The vulnerability resides in the ionic cloud driver, a kernel-mode component on VMware ESXi that services AMD Pensando network hardware. The driver dereferences a pointer that originates from, or is influenced by, an untrusted source without validating that the pointer references memory the caller is permitted to access.

Because the driver executes in the hypervisor kernel context, dereferencing an attacker-controlled pointer exposes memory regions that should remain isolated from guest workloads. This breaks the confidentiality boundary that separates an unprivileged VM from the hypervisor and from other tenants on the same host. Exploitation requires local access via a guest VM and elevated attack complexity, but the attacker only needs low privileges within their own VM.

Root Cause

The root cause is improper validation of a pointer value before dereference, classified as [CWE-822: Untrusted Pointer Dereference]. The driver trusts a pointer that can be shaped or influenced through the guest interface and reads memory at that location, returning kernel or cross-guest data to the caller.

Attack Vector

An attacker with low privileges inside an unprivileged guest VM issues crafted requests to the ionic driver interface exposed through the virtualization stack. By controlling the pointer value consumed by the driver, the attacker induces reads of arbitrary kernel addresses or addresses mapped to neighboring guests. The condition can also corrupt driver state, leading to denial of service on the ESXi host.

No public proof-of-concept code is available. Technical details are documented in the AMD Security Bulletin AMD-SB-2001.

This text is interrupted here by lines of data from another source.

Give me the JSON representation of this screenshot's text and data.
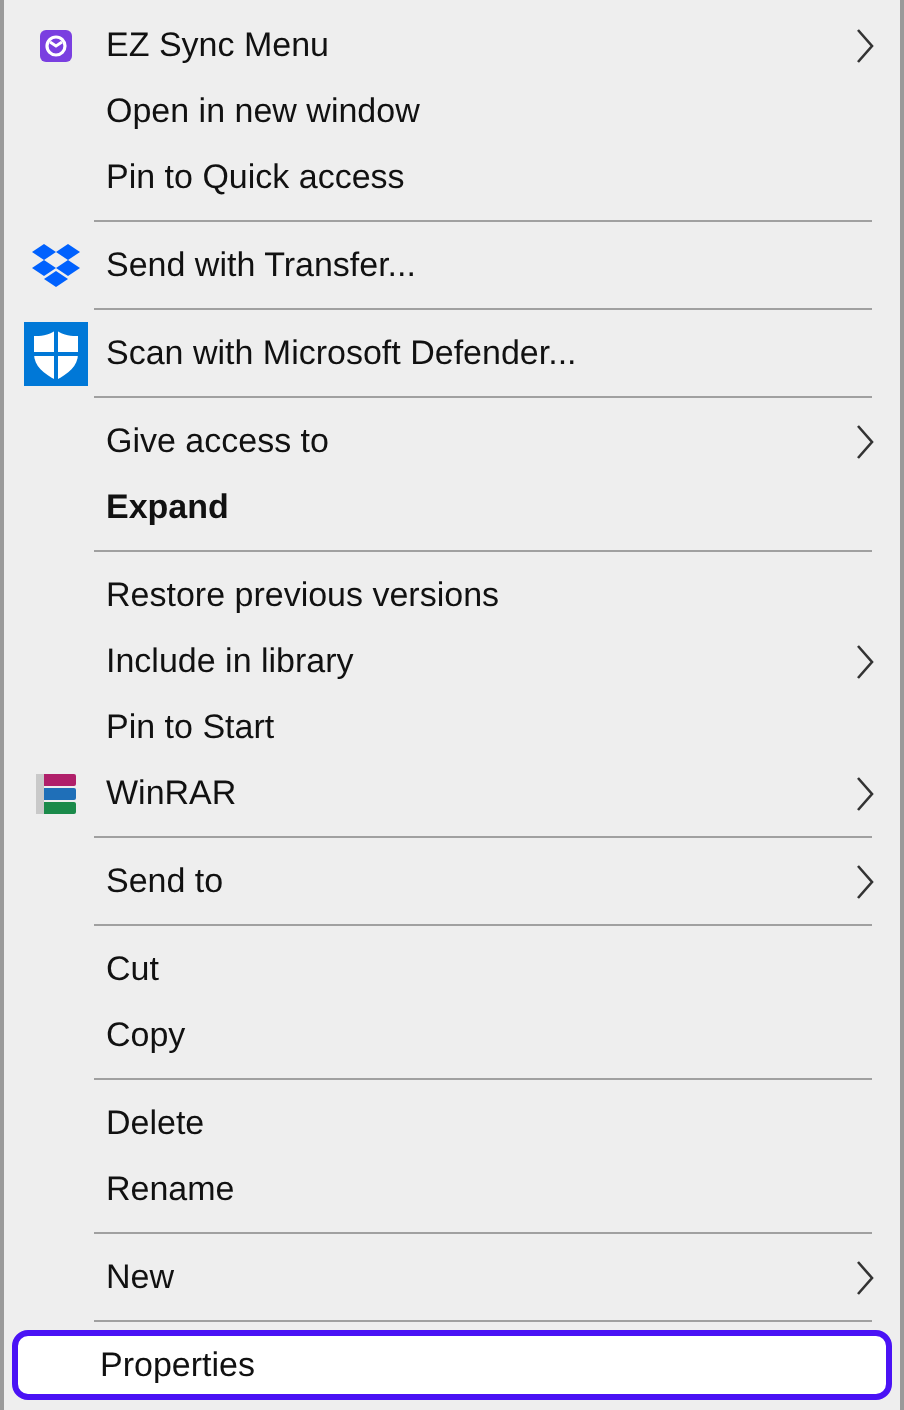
{
  "menu": {
    "groups": [
      {
        "items": [
          {
            "kind": "sync",
            "label": "EZ Sync Menu",
            "submenu": true,
            "bold": false,
            "selected": false
          },
          {
            "kind": "plain",
            "label": "Open in new window",
            "submenu": false,
            "bold": false,
            "selected": false
          },
          {
            "kind": "plain",
            "label": "Pin to Quick access",
            "submenu": false,
            "bold": false,
            "selected": false
          }
        ]
      },
      {
        "items": [
          {
            "kind": "dropbox",
            "label": "Send with Transfer...",
            "submenu": false,
            "bold": false,
            "selected": false
          }
        ]
      },
      {
        "items": [
          {
            "kind": "shield",
            "label": "Scan with Microsoft Defender...",
            "submenu": false,
            "bold": false,
            "selected": false
          }
        ]
      },
      {
        "items": [
          {
            "kind": "plain",
            "label": "Give access to",
            "submenu": true,
            "bold": false,
            "selected": false
          },
          {
            "kind": "plain",
            "label": "Expand",
            "submenu": false,
            "bold": true,
            "selected": false
          }
        ]
      },
      {
        "items": [
          {
            "kind": "plain",
            "label": "Restore previous versions",
            "submenu": false,
            "bold": false,
            "selected": false
          },
          {
            "kind": "plain",
            "label": "Include in library",
            "submenu": true,
            "bold": false,
            "selected": false
          },
          {
            "kind": "plain",
            "label": "Pin to Start",
            "submenu": false,
            "bold": false,
            "selected": false
          },
          {
            "kind": "archive",
            "label": "WinRAR",
            "submenu": true,
            "bold": false,
            "selected": false
          }
        ]
      },
      {
        "items": [
          {
            "kind": "plain",
            "label": "Send to",
            "submenu": true,
            "bold": false,
            "selected": false
          }
        ]
      },
      {
        "items": [
          {
            "kind": "plain",
            "label": "Cut",
            "submenu": false,
            "bold": false,
            "selected": false
          },
          {
            "kind": "plain",
            "label": "Copy",
            "submenu": false,
            "bold": false,
            "selected": false
          }
        ]
      },
      {
        "items": [
          {
            "kind": "plain",
            "label": "Delete",
            "submenu": false,
            "bold": false,
            "selected": false
          },
          {
            "kind": "plain",
            "label": "Rename",
            "submenu": false,
            "bold": false,
            "selected": false
          }
        ]
      },
      {
        "items": [
          {
            "kind": "plain",
            "label": "New",
            "submenu": true,
            "bold": false,
            "selected": false
          }
        ]
      },
      {
        "items": [
          {
            "kind": "plain",
            "label": "Properties",
            "submenu": false,
            "bold": false,
            "selected": true
          }
        ]
      }
    ]
  }
}
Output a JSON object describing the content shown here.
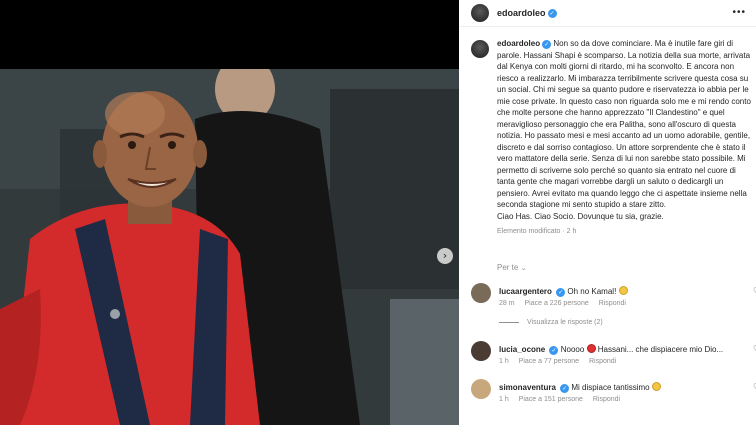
{
  "post": {
    "username": "edoardoleo",
    "caption": "Non so da dove cominciare. Ma è inutile fare giri di parole. Hassani Shapi è scomparso. La notizia della sua morte, arrivata dal Kenya con molti giorni di ritardo, mi ha sconvolto. E ancora non riesco a realizzarlo. Mi imbarazza terribilmente scrivere questa cosa su un social. Chi mi segue sa quanto pudore e riservatezza io abbia per le mie cose private. In questo caso non riguarda solo me e mi rendo conto che molte persone che hanno apprezzato \"Il Clandestino\" e quel meraviglioso personaggio che era Palitha, sono all'oscuro di questa notizia. Ho passato mesi e mesi accanto ad un uomo adorabile, gentile, discreto e dal sorriso contagioso. Un attore sorprendente che è stato il vero mattatore della serie. Senza di lui non sarebbe stato possibile. Mi permetto di scriverne solo perché so quanto sia entrato nel cuore di tanta gente che magari vorrebbe dargli un saluto o dedicargli un pensiero. Avrei evitato ma quando leggo che ci aspettate insieme nella seconda stagione mi sento stupido a stare zitto.",
    "caption_end": "Ciao Has. Ciao Socio. Dovunque tu sia, grazie.",
    "meta": "Elemento modificato · 2 h",
    "more_icon": "more-horizontal-icon"
  },
  "separator": "Per te",
  "comments": [
    {
      "username": "lucaargentero",
      "text": "Oh no Kamal!",
      "emoji": "sad-face-emoji",
      "time": "28 m",
      "likes": "Piace a 226 persone",
      "reply": "Rispondi",
      "avatar_color": "#7a6a58"
    },
    {
      "username": "lucia_ocone",
      "text": "Noooo",
      "text_after": "Hassani... che dispiacere mio Dio...",
      "emoji": "red-heart-emoji",
      "time": "1 h",
      "likes": "Piace a 77 persone",
      "reply": "Rispondi",
      "avatar_color": "#4a3b33"
    },
    {
      "username": "simonaventura",
      "text": "Mi dispiace tantissimo",
      "emoji": "sad-face-emoji",
      "time": "1 h",
      "likes": "Piace a 151 persone",
      "reply": "Rispondi",
      "avatar_color": "#c9a77c"
    }
  ],
  "view_replies": "Visualizza le risposte (2)",
  "media": {
    "next_icon": "chevron-right-icon"
  }
}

Detection Methods for CVE-2025-62627

Indicators of Compromise

  • Unexpected ESXi host kernel warnings or PSOD events referencing the ionic driver module
  • Repeated driver-level errors in vmkernel.log correlated with activity from a specific guest VM
  • Anomalous device control or ioctl-style traffic from guest VMs targeting the ionic interface

Detection Strategies

  • Monitor ESXi host logs for ionic driver fault traces, null or invalid address reads, and kernel exceptions
  • Baseline expected driver interaction patterns per VM and alert on outliers in volume or sequence
  • Correlate guest-side process activity with host-side driver errors to attribute suspicious calls to a specific tenant

Monitoring Recommendations

  • Forward ESXi vmkernel.log and hostd.log to a centralized logging platform for retention and analysis
  • Track AMD and VMware advisory feeds for updated driver versions and indicators
  • Enable hypervisor integrity monitoring on multi-tenant clusters to flag unexpected memory access patterns

How to Mitigate CVE-2025-62627

Immediate Actions Required

  • Inventory all ESXi hosts running the ionic cloud driver and identify hosts shared across tenants
  • Apply the driver update referenced in the AMD Security Bulletin AMD-SB-2001 once available from VMware or the hardware vendor
  • Restrict workload placement so that untrusted or low-trust VMs do not co-reside with sensitive workloads on affected hosts

Patch Information

Refer to the AMD Security Bulletin AMD-SB-2001 for the authoritative list of affected driver versions and fixed releases. Coordinate driver updates with VMware ESXi patch cycles and validate the driver version on each host after upgrade.

Workarounds

  • Disable or unload the ionic cloud driver on hosts that do not require AMD Pensando network functionality
  • Migrate sensitive workloads to ESXi hosts that do not expose the affected driver to guests
  • Apply strict tenant segregation policies and avoid co-locating untrusted VMs with privileged workloads until patched
bash
# Identify ionic driver presence and version on an ESXi host
esxcli software vib list | grep -i ionic
vmkload_mod -l | grep -i ionic

Disclaimer: This content was generated using AI. While we strive for accuracy, please verify critical information with official sources.